Studytube doesn’t work that way. We don’t want anyone to just sit around waiting for the manager to come and tell them what to do. The people who work with us live and breathe our project, and are constantly thinking about making it better.

Grid Dynamics: How do you help your employees sustain that initial level of motivation?

Since we’re a startup, each engineer can take part in developing ideas which impact the whole business, which obviously makes them way more involved with the product.

I’m pretty sure every developer wants to work on a project that would help them hone their skills or learn new things, which is why we create a personal development plan together with our employees. Once the plan is ready, we facilitate their progress by assigning tasks that will help them acquire the desired expertise.

We also have an ‘ideas day’ once every sprint. On an ‘ideas day’, people are free to work on their own ideas about improving our product. One day obviously isn’t enough for serious alterations, but they can pick up where they left off the next ideas day. Our own deployment tool, for example, was developed over the course of a few ‘ideas days’.

What’s more, we get our developers tickets to conferences, workshops, and webinars they’re interested in whenever possible, and organize business trips to our headquarters in Amsterdam every time we need to plan long-term goals (or to celebrate once we reach them). These offline meetings are great because they make planning a lot easier and create excellent opportunities for team building activities.

Grid Dynamics: You mentioned sprints. Does that mean you use Agile?

We do. When I joined Studytube, there was no methodology in place yet. I’d used Agile at a few companies before, and also worked as a Scrum Master at a number of projects. I’d helped teams transition to Agile, and had seen only positive results, so of course I suggested that we use it at Studytube.

We stick to the standard Scrum process – we have 2-week sprints, daily stand-up meetings, pre-planning, planning, and retrospectives.
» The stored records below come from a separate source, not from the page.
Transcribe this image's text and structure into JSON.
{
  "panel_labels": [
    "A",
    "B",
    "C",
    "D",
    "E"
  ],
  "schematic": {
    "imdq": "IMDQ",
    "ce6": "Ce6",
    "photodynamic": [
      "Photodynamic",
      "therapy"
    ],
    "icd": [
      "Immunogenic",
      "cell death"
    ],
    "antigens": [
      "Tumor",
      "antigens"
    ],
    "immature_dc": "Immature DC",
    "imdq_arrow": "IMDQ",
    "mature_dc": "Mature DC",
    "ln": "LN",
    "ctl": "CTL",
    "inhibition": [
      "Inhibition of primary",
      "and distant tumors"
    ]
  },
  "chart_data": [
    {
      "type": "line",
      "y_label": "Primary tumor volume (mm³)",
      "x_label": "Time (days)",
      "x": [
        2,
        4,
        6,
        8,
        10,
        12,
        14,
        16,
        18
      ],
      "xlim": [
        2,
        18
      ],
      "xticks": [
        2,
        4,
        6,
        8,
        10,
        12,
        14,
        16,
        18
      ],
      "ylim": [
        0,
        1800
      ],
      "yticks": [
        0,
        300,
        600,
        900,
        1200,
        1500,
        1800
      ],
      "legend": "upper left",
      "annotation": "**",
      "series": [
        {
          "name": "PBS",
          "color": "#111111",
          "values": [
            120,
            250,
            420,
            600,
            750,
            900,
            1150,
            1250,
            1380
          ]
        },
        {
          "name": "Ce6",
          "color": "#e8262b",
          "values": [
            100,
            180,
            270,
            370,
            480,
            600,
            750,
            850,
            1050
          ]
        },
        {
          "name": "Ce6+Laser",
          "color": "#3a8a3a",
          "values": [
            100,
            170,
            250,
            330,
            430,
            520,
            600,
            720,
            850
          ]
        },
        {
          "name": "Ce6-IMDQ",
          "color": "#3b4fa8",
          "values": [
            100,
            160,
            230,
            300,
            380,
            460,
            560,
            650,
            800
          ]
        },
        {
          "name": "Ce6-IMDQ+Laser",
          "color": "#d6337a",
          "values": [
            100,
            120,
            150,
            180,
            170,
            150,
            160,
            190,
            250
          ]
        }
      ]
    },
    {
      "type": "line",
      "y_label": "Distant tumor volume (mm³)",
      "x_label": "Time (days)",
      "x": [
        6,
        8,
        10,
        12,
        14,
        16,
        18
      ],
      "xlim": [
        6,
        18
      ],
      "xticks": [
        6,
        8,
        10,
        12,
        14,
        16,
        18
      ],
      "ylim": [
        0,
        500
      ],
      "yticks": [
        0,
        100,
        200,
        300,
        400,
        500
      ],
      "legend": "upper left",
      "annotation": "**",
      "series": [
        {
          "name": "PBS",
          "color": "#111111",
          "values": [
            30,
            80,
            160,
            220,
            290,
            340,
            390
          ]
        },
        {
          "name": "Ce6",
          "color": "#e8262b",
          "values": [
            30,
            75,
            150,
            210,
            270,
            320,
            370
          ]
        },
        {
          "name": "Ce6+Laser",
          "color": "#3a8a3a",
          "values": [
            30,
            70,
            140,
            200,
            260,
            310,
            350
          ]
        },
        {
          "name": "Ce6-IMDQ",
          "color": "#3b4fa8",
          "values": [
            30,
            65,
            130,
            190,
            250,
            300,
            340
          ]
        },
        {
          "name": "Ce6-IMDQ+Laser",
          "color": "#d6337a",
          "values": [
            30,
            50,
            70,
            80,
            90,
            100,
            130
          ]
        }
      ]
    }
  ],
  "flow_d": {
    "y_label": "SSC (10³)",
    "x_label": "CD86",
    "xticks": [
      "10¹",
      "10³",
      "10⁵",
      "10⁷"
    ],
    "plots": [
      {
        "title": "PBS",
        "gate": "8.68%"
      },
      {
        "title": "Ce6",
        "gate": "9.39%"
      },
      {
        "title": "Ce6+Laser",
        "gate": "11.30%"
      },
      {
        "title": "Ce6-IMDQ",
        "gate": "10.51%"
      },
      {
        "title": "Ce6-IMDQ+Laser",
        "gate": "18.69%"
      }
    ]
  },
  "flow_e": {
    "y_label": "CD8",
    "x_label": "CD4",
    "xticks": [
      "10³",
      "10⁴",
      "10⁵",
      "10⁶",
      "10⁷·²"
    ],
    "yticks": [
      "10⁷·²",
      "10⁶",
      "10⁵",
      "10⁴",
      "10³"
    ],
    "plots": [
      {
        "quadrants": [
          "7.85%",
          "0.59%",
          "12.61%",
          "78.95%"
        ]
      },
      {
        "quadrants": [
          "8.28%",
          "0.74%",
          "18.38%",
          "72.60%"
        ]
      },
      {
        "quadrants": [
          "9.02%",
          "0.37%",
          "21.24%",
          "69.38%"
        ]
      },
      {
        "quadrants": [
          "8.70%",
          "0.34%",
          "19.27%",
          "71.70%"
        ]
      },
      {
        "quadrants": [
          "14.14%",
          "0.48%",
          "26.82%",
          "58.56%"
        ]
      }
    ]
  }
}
Grid Dynamics: Do you all actually stand during stand-ups?

“Sure! In fact, last time the Kharkiv team came to Amsterdam, we stood in the plank pose during stand-ups to make them even more to the point. Plus, extra exercise never hurts.”

Grid Dynamics: What tools do you use to manage your team?
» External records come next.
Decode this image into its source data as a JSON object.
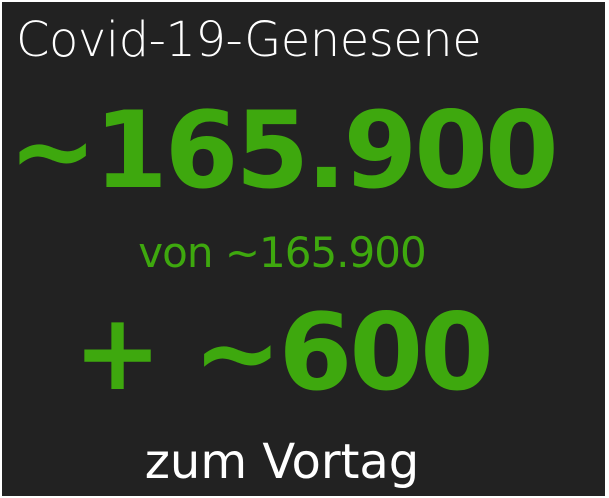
{
  "title": "Covid-19-Genesene",
  "value": "~165.900",
  "of_text": "von ~165.900",
  "delta": "+ ~600",
  "delta_label": "zum Vortag",
  "colors": {
    "background": "#222222",
    "accent": "#3ea80e",
    "text": "#ffffff"
  }
}
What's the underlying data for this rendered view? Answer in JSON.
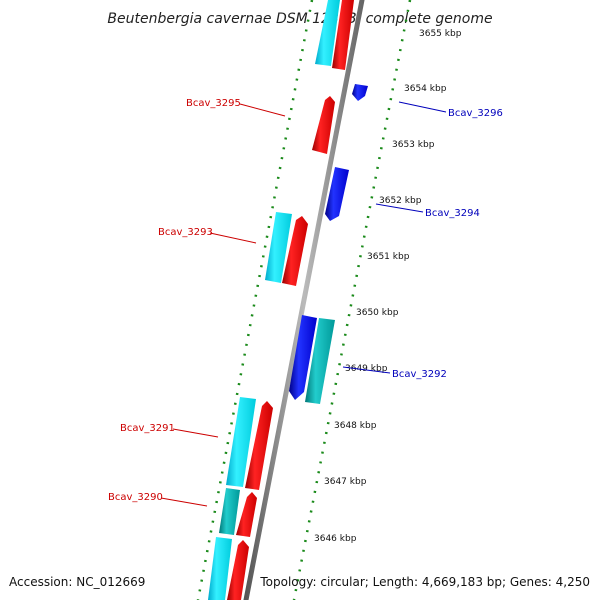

Jira for task tracking, Google Hangouts and Slack for communication, WorkFlowy for retrospectives, and Confluence for documentation, but we’re considering dumping the latter and switching to a different tool.
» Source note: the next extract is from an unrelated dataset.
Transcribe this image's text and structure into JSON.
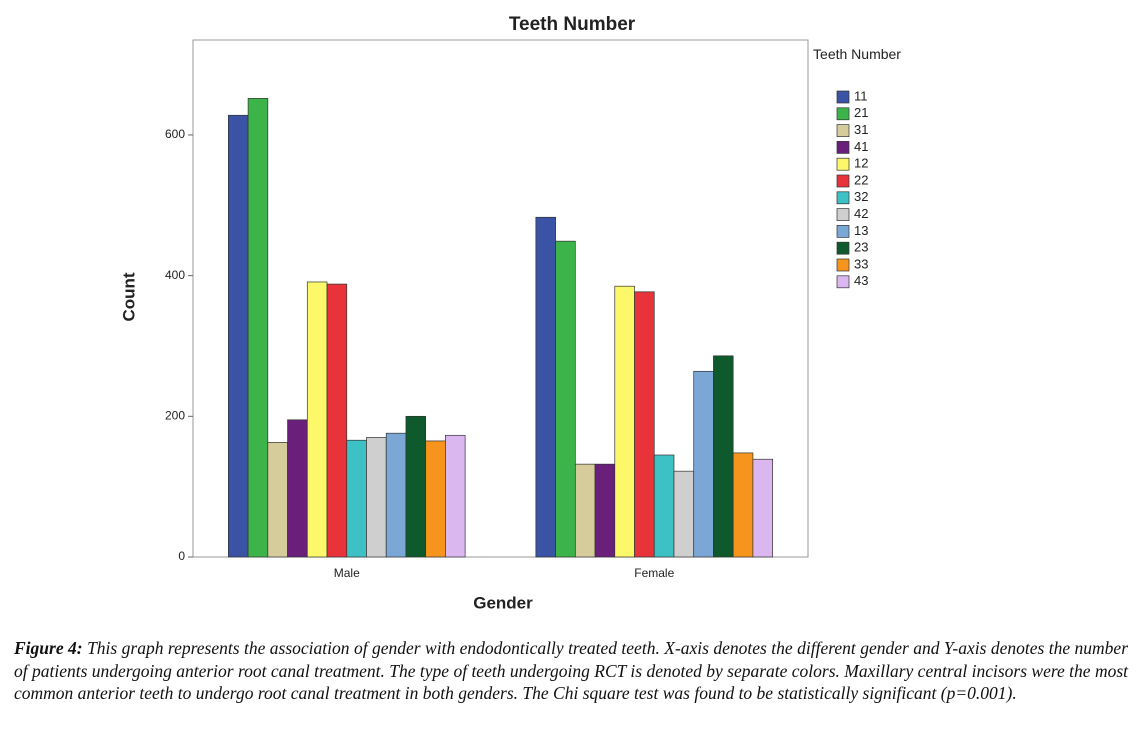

Grid Dynamics: What are some of the complications that come with working with a remote team, and how do you overcome them?

Remote teams lack the instant communication you have when people work in the same room, and you don’t need to schedule a conference call to exchange a few words with everyone.

“That being said, our Kharkiv team is made up of reliable people who produce high-quality code, and since our internal processes are well established, we’re happy with how the remote model is working out for us.”

I don’t think I have, Dutch people are quite similar to Ukrainians.

Grid Dynamics: Any final tips for those of our readers who’re thinking about building a development team in Ukraine?

If the majority of your development resources are going to be concentrated in Ukraine, I’d recommend hiring a team lead in Ukraine as well. It’ll make communication a lot smoother.